Ghana Ambassador to Mali
- In office 1969–1974
- President: Edward Akufo-Addo
- Preceded by: K. Sam-Ghartey
- Succeeded by: Kwame Addae

Ghana ambassador to United Arab Republic (UAR)
- In office 1966–1969
- President: Joseph Arthur Ankrah
- Preceded by: Jonathan Lawrence Appah-Sampong
- Succeeded by: Richard Abusua-Yedom Quarshie

Ghana Ambassador to Bulgaria
- In office 1964–1966
- President: Dr. Kwame Nkrumah
- Preceded by: Jonathan Lawrence Appah-Sampong

Ghana Ambassador to Upper Volta
- In office 1961–1964
- President: Dr. Kwame Nkrumah
- Preceded by: New
- Succeeded by: Mallam Bukari

Personal details
- Born: George Abu Wemah 21 May 1917 Tamale, Gold Coast
- Education: Achimota College
- Occupation: Diplomat

= George Abu Wemah =

 George Abu Wemah (born 21 May 1917) was a Ghanaian diplomat. He served as Ghana's ambassador to Upper Volta (Burkina Faso) from 1961 to 1964, Ghana's ambassador to Bulgaria from 1964 to 1966, Ghana's high Commissioner to the United Arab Republic (UAR) from 1966 to 1969, and Ghana's ambassador to Mali from 1969 to 1974.

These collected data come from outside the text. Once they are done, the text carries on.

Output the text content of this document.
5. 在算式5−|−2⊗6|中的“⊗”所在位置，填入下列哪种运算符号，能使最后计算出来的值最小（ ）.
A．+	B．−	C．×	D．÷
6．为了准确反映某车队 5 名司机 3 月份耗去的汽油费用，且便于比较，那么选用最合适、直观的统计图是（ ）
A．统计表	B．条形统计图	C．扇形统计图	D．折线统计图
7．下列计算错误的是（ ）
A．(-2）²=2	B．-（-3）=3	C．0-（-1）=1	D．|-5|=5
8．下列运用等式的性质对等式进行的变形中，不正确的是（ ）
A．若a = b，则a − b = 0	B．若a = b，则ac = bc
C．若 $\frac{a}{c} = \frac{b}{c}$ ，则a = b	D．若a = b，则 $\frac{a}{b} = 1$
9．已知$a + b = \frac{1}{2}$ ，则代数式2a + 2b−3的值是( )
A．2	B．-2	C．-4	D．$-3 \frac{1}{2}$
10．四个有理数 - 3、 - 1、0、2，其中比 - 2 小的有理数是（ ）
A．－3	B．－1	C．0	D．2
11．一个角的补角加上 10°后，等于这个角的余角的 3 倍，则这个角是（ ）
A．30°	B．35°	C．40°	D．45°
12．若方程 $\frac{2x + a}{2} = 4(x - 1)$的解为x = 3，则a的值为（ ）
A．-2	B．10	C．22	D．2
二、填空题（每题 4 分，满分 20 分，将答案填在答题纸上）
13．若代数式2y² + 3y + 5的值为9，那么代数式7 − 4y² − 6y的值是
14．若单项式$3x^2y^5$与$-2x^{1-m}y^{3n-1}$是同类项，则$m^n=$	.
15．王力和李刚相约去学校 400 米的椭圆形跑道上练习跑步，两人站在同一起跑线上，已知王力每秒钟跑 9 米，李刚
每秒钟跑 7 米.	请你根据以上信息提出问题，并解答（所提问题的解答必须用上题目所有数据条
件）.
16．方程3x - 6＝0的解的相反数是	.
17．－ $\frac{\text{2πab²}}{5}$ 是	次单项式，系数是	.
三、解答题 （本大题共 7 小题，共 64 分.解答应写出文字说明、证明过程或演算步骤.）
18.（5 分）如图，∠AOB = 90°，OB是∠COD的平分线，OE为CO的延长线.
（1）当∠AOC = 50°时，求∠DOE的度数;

==Early life and education==
Wemah was born on 21 May 1917 at Tamale in the Northern Region. He had his early education at Tamale Government Boarding School from 1927 to 1934 and continued at Achimota College from 1934 to 1940 where he received his Teachers' Certificate "A". While at Achimota College, he was the Games prefect. He won full colours in football, cricket and hockey in his first and second years.

==Career and ambassadorial appointments==
In January 1941 Wemah entered the Gold Coast Civil Service and served in that capacity for about three (3) years. He later taught at the Tamale Government Teacher Training College as a pioneer staff from 1944 to 1953. From 1953 to 1957, he was an Assistant Education Officer. In 1957, he worked at the Local Government Administration of the Tamale Urban Council. A year later, he returned to the Ghana Civil Service (then Gold Coast Civil Service) working as an Administrative Officer of Regional Organisation in Tamale until 1960. He was first stationed at Bole District, West Gonja in December 1958 and later posted to the Regional Office in Tamale in September 1959.

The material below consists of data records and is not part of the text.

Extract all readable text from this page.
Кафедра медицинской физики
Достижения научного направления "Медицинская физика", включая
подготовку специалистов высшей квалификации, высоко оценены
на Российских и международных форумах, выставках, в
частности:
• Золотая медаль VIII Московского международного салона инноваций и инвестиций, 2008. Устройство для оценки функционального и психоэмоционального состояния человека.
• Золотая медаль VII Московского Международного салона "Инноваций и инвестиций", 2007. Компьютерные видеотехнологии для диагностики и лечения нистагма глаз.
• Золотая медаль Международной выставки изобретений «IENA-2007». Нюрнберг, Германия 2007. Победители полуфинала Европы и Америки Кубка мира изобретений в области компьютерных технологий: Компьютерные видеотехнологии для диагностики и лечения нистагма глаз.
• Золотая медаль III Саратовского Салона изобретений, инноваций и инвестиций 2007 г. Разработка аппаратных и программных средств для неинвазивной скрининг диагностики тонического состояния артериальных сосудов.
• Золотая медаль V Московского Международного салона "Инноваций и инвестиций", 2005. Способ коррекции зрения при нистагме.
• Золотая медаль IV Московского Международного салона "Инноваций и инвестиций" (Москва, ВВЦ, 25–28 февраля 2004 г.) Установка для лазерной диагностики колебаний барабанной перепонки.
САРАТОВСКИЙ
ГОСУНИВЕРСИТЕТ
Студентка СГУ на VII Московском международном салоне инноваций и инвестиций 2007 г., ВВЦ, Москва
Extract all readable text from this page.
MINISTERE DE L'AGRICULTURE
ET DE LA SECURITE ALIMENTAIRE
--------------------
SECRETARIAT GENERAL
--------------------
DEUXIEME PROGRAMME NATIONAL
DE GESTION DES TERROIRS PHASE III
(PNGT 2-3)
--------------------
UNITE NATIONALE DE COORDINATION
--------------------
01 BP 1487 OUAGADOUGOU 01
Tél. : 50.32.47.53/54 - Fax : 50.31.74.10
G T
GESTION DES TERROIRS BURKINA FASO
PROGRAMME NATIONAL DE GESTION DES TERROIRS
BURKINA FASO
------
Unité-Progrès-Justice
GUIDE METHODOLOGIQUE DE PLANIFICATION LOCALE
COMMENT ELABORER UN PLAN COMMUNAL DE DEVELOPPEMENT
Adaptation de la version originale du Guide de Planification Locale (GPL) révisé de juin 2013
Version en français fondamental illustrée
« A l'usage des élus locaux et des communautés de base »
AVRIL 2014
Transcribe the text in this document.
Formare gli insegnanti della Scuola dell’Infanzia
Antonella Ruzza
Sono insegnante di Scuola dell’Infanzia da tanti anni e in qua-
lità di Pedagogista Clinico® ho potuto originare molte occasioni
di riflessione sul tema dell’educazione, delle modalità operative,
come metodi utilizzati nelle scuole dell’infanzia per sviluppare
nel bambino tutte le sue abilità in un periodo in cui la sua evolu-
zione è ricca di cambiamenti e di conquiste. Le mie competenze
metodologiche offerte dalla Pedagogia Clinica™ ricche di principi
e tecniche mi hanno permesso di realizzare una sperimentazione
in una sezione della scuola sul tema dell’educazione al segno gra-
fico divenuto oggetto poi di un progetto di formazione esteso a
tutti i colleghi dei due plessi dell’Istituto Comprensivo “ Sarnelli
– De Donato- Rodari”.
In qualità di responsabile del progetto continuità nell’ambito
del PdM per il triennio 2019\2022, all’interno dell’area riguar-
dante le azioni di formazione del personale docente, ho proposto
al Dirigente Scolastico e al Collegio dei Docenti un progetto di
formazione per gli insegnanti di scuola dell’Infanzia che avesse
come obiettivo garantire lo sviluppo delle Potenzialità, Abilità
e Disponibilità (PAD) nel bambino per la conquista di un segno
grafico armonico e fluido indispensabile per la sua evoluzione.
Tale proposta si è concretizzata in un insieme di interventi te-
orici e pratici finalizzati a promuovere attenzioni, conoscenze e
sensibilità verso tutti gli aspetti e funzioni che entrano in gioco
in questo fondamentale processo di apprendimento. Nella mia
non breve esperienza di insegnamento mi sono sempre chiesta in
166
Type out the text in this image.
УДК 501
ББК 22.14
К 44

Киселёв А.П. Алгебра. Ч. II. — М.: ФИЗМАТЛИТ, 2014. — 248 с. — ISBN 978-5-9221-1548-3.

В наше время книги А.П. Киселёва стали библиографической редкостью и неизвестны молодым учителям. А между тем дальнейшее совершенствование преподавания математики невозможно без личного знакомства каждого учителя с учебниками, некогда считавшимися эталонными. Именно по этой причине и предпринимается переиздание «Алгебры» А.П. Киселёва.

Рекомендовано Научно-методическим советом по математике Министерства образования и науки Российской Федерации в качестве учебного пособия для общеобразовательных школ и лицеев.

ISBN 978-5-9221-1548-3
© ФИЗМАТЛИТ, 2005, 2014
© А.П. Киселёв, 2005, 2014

In 1961 Wemah was appointed Ghana's ambassador to Upper Volta (Burkina Faso), he served in this capacity until 1964 when he was appointed Ghana's ambassador to Bulgaria. In July 1966, he was appointed Ghana's ambassador to the United Arab Republic (UAR) and served in that capacity until 1969. In April 1967 as an ambassador he was the leader of the Ghana delegation to the conference of Ministers of Social Welfare held in Cairo. In 1969 he was appointed Commissioner for Secretariats and Special Departments and State Protocol. Later that year, he was made Ghana Ambassador to Mali. His tenure as Ghana's ambassador to Mali ended in 1974.

==Personal life==
Wemah was chairman of the Tamale branch of the Red Cross from 1957 to 1958. He had two wives and eight children. His hobbies included recreations, cycling, gardening and photography.